Why Have Cash Equivalent Transfer Values Fallen?

Published / Last Updated on 28/06/2022

The video was prompted by news articles today suggesting that cash equivalent transfer values (CETV) of defined benefit pension schemes such as Final Salary or Career Average Salary schemes and other guaranteed/deferred annuity pension schemes have fallen back to 2016 levels after hitting highs in 2020-2021.

It was also prompted by a new enquiry from a prospective client insisting that they wanted to give up their defined benefit scheme and transfer out to an investment linked pension as the CETV had fallen and he was blaming the recent stock market falls for this.

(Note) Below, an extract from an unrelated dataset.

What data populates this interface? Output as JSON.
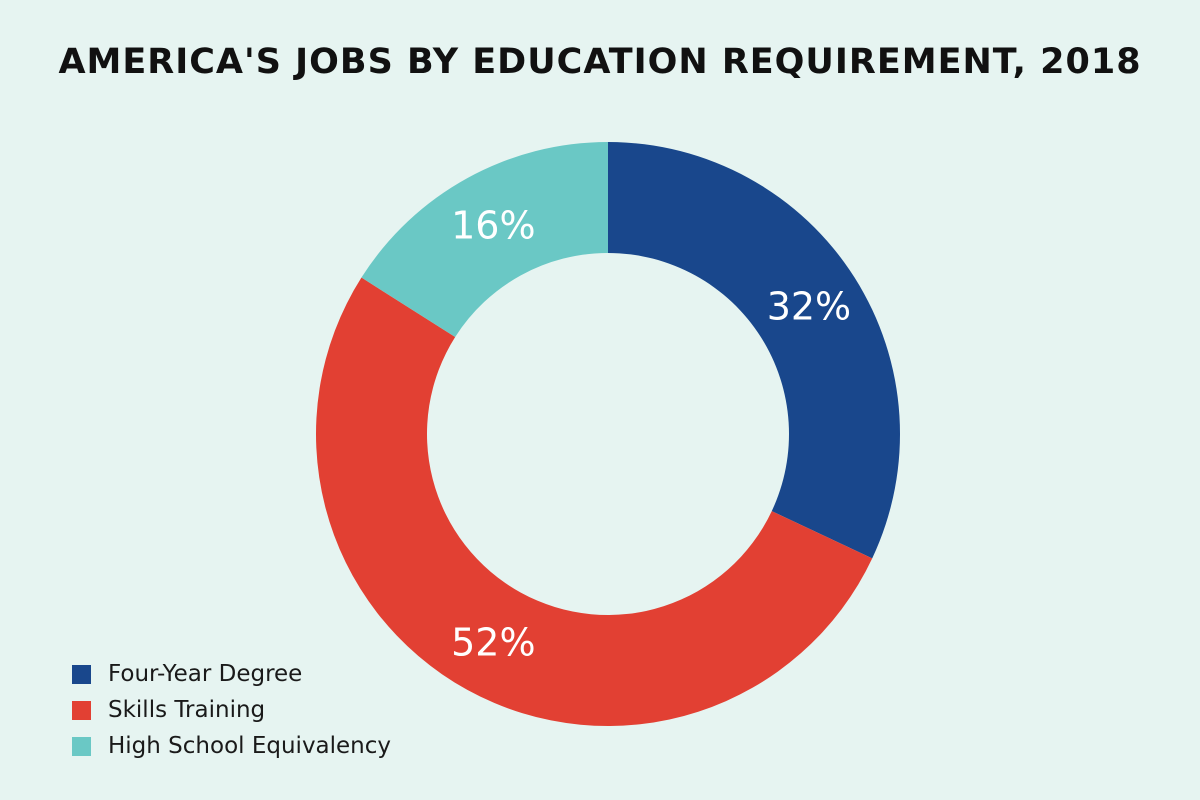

  1. We no longer offer defined benefit transfer/opt out advice.
  2. The caller will find it impossible to find a financial adviser to agree to accepting an insistent investor on defined benefit transfers as the Financial Conduct Authority has banned it.
  3. The fall in transfer values has nothing to do directly with stock market volatility.

Watch our video on How a Transfer Value is Calculated  Calc CETV

Why have Transfer Values Fallen?

The answer is simple, interest rates have increased or more accurately ‘government borrowing’ interest rates i.e., gilt yields have increased.

When a pension trustee guarantees your pension income for life, it quite literally lends money to the government, that borrows £billions every year, for a fixed or inflation linked rate of return.  This means the pension scheme has a guaranteed income from the government to enable them to offer you your guaranteed pension income.  Whn you die or when the Treasury Stock matures (usually 15, 20 or 30 years), the original loan is repaid by the government i.e., the pension scheme gets its capital back.

Think like a banker:

You need a guaranteed income/interest of £100 pa and your capital secure.

  • Bank interest is say 1% pa. 
  • You deposit £10,000 in the bank and at 1% pa, you get £100 pa interest/income.
  • If interest rates increase from 1% to 2% pa, how much do you need do deposit to get £100 pa?  The answer = £5,000.
  • There has been a fall in how much it costs you/deposit to get £100 pa.

It is the same for pensions. 

  • Recently, the Bank of England has increased Interest rates from 0.1% pa to 1.25% pa. 
  • The indirect impact is that gilt yields/interest rates have increased.
  • This means that the cost to trustees to buy your pension has fallen.
  • This is why cash equivlent transfer values have fallen.